Hara et al reported a significant increase in uPCX in diabetic patients with normoalbuminuria . Mohamed et al obtained a significant positive correlation between uPCX and albuminuria. Urinary PCX was a risk factor for microalbuminuria and diabetic nephropathy [25,26].
Blood transfusion along with iron chelation either single or combination increases the survival rate of BTM patients.

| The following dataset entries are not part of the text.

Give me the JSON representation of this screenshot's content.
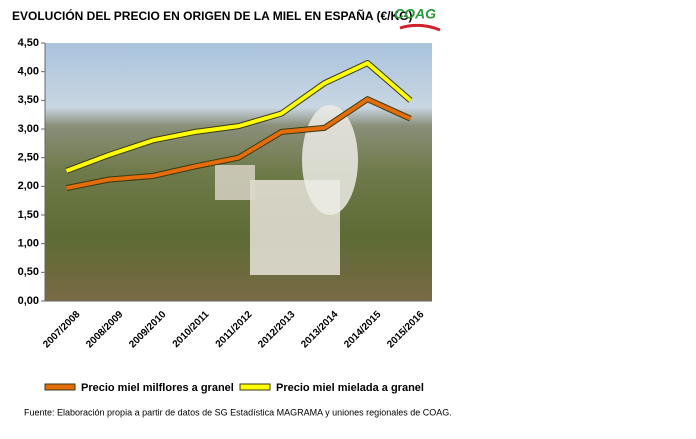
{
  "chart_data": {
    "type": "line",
    "title": "EVOLUCIÓN DEL PRECIO EN ORIGEN DE LA MIEL EN ESPAÑA (€/KG)",
    "logo": "COAG",
    "source": "Fuente: Elaboración propia a partir de datos de SG Estadística MAGRAMA y uniones regionales de COAG.",
    "categories": [
      "2007/2008",
      "2008/2009",
      "2009/2010",
      "2010/2011",
      "2011/2012",
      "2012/2013",
      "2013/2014",
      "2014/2015",
      "2015/2016"
    ],
    "series": [
      {
        "name": "Precio miel milflores a granel",
        "color": "#e46c0a",
        "values": [
          1.97,
          2.12,
          2.18,
          2.35,
          2.5,
          2.95,
          3.02,
          3.52,
          3.18
        ]
      },
      {
        "name": "Precio miel mielada a granel",
        "color": "#ffff00",
        "values": [
          2.27,
          2.55,
          2.8,
          2.95,
          3.05,
          3.27,
          3.8,
          4.15,
          3.5
        ]
      }
    ],
    "ylim": [
      0,
      4.5
    ],
    "yticks": [
      {
        "value": 0,
        "label": "0,00"
      },
      {
        "value": 0.5,
        "label": "0,50"
      },
      {
        "value": 1,
        "label": "1,00"
      },
      {
        "value": 1.5,
        "label": "1,50"
      },
      {
        "value": 2,
        "label": "2,00"
      },
      {
        "value": 2.5,
        "label": "2,50"
      },
      {
        "value": 3,
        "label": "3,00"
      },
      {
        "value": 3.5,
        "label": "3,50"
      },
      {
        "value": 4,
        "label": "4,00"
      },
      {
        "value": 4.5,
        "label": "4,50"
      }
    ],
    "grid": false
  }
}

This raises the manifestation of various organ dysfunction as complications of BTM due to iron overload, including kidney dysfunction. There are many observations on BTM complications on various organs, but very little monitoring in kidney complication. Prevalence of kidney dysfunction in this study is nearly similar to that of Quinn et al  and Wirawan et al  which are 59% and 78.6%, respectively. Lower prevalence (18.5%) was reported by Lai et al . This difference is due to the site of the studies, the age of subjects, therapeutic protocol, the amount of transfusion, dosage and adherence to iron chelation therapy and the determination method of kidney dysfunction.
In this study, there was a significant difference of the median of serum ferritin level between two groups, however, a single measurement of serum ferritin cannot be used as an independent predictor of kidney dysfunction, neither glomerular or tubular. Serum ferritin is unable to represent the severity of tissue hemosiderosis. It is believed that kidney damage results from iron overload, but this can not be assessed with a single measurement of serum ferritin [27,28].
More than half of our subjects (56.7%) experienced a history of hyperferritinemia with serum level of 2500 ng/mL. Priyantiningsih  reported in 6 months monitoring after DFX therapy, ferritin level found remained high. This study found that a history of hyperferritinemia (serum ferritin of 2500 ng/mL) has a significant association with a glomerular injury with RR=2.51; 95% 1.28-4.93; p=0.002).
Severe and recurrent anemia can result in tissue hypoxemia and increased oxidative stress. Recurrent anemia also causes decreased vascular resistance, increased renal blood flow and hyperfiltration, as showed in this study, all subjects have eGFR of more than 110 mL/min/1.73m . These changes precipitate glomerular capillary wall stretching, endothelial and epithelial damage, along with transudation of a macromolecule into mesangium. Prolonged hyperfiltration promotes the impaired function of the glomerulus [27,28]. This study found that the severity of anemia is an independent risk factor for glomerular injury.
Hemoglobin level should be maintained for a range of 9.5-10.5 g/dl in order to maintain growth and development in normal range until the age of 10-11, however over that age, a complication may occur due to iron overload and chronic anemia. Gokce et al  found that BTM patients with glomerular hyperfiltration had a median hemoglobin level of 8.6 g/dL (7,6-10,5 g/dL). This hemoglobin range cannot be extrapolated in all health facilities as it depends on individual health center protocol and availability of local resources.
This study exhibits the association between hyperferritinemia with a glomerular injury in BTM patients. In addition to hyperferritinemia, the severity of anemia is also an independent risk factor. Routine monitoring of renal function in BTM patients is highly recommended.